WASHINGTON (AP) - Meryl Streep may have gotten her next film assignment, Neil Diamond thanked the namesake of his famous tune “Sweet Caroline,” and a tux-clad Elmo honored his friend, Yo-Yo Ma. They were among several luminaries from Broadway, jazz and classical music to receive the Kennedy Center Honors Sunday night for their influence on American culture through the arts.
Caroline Kennedy, who hosts the annual show as part of a living memorial to her assassinated father, John Fitzgerald Kennedy, acknowledged her personal connection to one honoree.
In a nod to Diamond, she said he was “a Brooklyn lad with a gift of melody who grew into a solitary man, `reaching out, touching me.’” That was enough to draw big laughs from the crowd of celebrities and politicians recalling that Diamond’s “Sweet Caroline” was named for her.
“I’m going to have to thank her for that,” Diamond said before the show.
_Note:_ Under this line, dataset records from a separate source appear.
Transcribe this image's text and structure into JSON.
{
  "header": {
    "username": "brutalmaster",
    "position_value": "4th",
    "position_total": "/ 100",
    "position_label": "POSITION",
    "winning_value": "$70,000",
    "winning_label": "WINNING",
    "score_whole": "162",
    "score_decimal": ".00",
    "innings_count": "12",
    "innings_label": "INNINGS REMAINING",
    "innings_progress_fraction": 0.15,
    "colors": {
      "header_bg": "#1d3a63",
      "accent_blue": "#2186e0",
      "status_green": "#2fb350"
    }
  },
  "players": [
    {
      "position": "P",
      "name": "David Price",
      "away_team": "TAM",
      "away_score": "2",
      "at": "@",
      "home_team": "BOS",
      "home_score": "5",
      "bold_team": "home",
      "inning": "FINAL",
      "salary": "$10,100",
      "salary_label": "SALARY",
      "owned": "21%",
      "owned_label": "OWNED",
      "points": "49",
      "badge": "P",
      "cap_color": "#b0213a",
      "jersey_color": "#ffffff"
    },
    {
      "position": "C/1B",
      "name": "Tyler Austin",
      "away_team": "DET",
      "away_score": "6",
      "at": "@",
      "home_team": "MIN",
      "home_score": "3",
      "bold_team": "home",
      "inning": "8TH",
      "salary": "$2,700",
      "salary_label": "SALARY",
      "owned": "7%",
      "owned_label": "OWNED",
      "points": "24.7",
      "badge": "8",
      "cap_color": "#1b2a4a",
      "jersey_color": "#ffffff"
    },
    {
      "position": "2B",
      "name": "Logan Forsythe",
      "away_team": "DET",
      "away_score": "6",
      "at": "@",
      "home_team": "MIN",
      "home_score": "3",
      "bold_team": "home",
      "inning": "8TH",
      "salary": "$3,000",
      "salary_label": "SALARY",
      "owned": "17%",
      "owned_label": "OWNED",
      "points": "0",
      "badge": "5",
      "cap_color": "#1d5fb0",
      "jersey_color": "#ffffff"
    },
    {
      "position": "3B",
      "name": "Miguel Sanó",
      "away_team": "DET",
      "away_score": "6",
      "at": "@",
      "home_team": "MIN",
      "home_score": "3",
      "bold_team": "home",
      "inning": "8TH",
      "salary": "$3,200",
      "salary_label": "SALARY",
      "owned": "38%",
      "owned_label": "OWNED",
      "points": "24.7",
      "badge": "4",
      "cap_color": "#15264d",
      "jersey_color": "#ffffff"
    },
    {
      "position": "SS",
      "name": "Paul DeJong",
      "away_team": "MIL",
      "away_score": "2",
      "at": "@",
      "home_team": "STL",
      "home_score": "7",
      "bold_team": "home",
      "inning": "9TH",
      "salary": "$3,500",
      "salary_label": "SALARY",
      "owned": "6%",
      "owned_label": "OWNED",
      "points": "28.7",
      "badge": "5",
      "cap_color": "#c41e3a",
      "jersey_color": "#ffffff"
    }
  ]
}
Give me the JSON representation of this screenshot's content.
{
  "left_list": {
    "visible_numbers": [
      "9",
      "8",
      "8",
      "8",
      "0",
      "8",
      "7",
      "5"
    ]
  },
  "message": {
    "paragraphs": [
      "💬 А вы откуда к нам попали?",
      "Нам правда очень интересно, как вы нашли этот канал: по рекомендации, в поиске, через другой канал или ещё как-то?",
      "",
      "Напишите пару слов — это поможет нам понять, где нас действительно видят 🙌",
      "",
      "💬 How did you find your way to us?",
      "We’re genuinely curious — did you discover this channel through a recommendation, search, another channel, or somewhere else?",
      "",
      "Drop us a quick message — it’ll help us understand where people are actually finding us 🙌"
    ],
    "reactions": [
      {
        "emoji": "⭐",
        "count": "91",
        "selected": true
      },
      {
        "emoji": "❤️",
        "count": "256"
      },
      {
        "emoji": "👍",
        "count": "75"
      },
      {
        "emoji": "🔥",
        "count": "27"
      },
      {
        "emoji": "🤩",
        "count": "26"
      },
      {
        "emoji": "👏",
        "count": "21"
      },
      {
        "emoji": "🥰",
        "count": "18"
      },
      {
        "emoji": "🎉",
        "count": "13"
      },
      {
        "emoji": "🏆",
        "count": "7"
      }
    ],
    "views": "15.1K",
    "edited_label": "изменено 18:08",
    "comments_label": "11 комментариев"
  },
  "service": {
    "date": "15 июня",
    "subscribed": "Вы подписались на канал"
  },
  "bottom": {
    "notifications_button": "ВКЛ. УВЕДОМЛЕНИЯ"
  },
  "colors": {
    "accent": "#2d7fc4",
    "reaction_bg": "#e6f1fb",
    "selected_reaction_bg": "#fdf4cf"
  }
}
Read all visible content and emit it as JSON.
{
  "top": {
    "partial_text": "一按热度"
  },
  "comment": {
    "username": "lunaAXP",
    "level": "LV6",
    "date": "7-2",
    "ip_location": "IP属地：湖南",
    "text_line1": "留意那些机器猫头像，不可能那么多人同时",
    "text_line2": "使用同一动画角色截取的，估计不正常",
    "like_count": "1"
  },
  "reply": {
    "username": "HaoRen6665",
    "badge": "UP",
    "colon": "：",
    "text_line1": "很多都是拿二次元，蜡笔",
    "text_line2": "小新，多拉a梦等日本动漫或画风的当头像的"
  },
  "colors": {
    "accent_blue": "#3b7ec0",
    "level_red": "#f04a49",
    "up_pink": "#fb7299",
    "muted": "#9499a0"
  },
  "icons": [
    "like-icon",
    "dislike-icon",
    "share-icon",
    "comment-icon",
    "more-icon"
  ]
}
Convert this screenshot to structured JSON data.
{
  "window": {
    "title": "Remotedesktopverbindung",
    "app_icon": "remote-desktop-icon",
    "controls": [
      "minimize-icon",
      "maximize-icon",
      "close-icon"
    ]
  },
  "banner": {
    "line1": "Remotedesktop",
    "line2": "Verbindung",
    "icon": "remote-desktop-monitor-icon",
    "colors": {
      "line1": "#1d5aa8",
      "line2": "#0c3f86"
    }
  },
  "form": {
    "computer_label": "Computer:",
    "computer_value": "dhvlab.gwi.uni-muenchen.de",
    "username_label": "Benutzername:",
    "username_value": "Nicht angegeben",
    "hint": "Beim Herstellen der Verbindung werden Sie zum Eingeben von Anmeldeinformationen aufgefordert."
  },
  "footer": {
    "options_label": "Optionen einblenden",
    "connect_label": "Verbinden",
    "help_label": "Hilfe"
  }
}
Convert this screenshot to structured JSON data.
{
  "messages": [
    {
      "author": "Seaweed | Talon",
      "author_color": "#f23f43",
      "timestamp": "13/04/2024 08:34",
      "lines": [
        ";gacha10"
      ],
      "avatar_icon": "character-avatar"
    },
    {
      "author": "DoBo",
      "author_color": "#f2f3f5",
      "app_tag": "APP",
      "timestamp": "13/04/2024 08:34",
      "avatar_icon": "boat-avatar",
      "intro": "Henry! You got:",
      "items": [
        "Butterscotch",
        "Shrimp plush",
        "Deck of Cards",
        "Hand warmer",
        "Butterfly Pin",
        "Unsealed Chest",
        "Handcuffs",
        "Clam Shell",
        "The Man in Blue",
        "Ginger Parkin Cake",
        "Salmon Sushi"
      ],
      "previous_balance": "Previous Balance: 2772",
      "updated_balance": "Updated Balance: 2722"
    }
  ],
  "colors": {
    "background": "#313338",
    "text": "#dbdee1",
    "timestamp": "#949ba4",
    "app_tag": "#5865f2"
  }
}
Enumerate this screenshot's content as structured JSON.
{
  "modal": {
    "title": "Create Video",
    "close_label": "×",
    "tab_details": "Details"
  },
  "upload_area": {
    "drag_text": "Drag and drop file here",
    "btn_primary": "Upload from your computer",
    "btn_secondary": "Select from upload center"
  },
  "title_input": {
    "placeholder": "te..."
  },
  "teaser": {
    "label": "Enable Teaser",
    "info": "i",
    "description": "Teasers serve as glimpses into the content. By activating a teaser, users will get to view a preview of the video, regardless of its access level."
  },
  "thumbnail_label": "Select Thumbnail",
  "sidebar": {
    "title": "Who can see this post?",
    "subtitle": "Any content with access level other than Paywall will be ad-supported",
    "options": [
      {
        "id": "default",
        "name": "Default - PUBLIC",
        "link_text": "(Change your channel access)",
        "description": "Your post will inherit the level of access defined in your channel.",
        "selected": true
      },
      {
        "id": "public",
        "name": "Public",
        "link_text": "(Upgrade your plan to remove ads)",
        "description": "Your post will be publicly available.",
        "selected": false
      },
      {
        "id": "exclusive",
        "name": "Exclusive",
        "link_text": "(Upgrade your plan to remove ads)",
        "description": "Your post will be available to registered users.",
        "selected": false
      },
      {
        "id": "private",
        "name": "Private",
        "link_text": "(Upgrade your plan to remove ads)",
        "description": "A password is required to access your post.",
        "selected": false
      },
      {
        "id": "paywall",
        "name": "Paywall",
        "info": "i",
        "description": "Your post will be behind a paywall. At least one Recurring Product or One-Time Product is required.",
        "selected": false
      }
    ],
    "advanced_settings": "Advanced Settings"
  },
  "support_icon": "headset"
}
He noted the song is a story about him and his ex-wife. But he took the name from Kennedy.
Smokey Robinson sang “Sweet Caroline” with help from Kennedy and fans brought in from Boston’s Fenway Park where it’s a favorite anthem.
“He’s a great storyteller,” Richie said. “He’s not an acrobatic singer. Basically he told the story in a very simple voice.”
Earlier, President Barack Obama lauded the actors and musicians at the White House.
“They have different talents, and they’ve traveled different paths,” Obama said. “And yet they belong here together because each of tonight’s honorees has felt the need to express themselves and share that expression with the world.”
He said everyone has that desire for self-expression in common.
“That’s why we dance, even if, as Michelle says, I look silly doing it,” he said to laughter.
Classical music stole the show’s finale with surprise tributes from Stephen Colbert _ who seemed lost at first _ and Elmo from TV’s “Sesame Street.”
“Tonight we celebrate the greatest living cellist,” Colbert said “We chell-ebrate, if you will.”
Ma, one of the best-known classical musicians, has played cello since he was 4. At age 7, he played for Presidents John F. Kennedy and Dwight D. Eisenhower.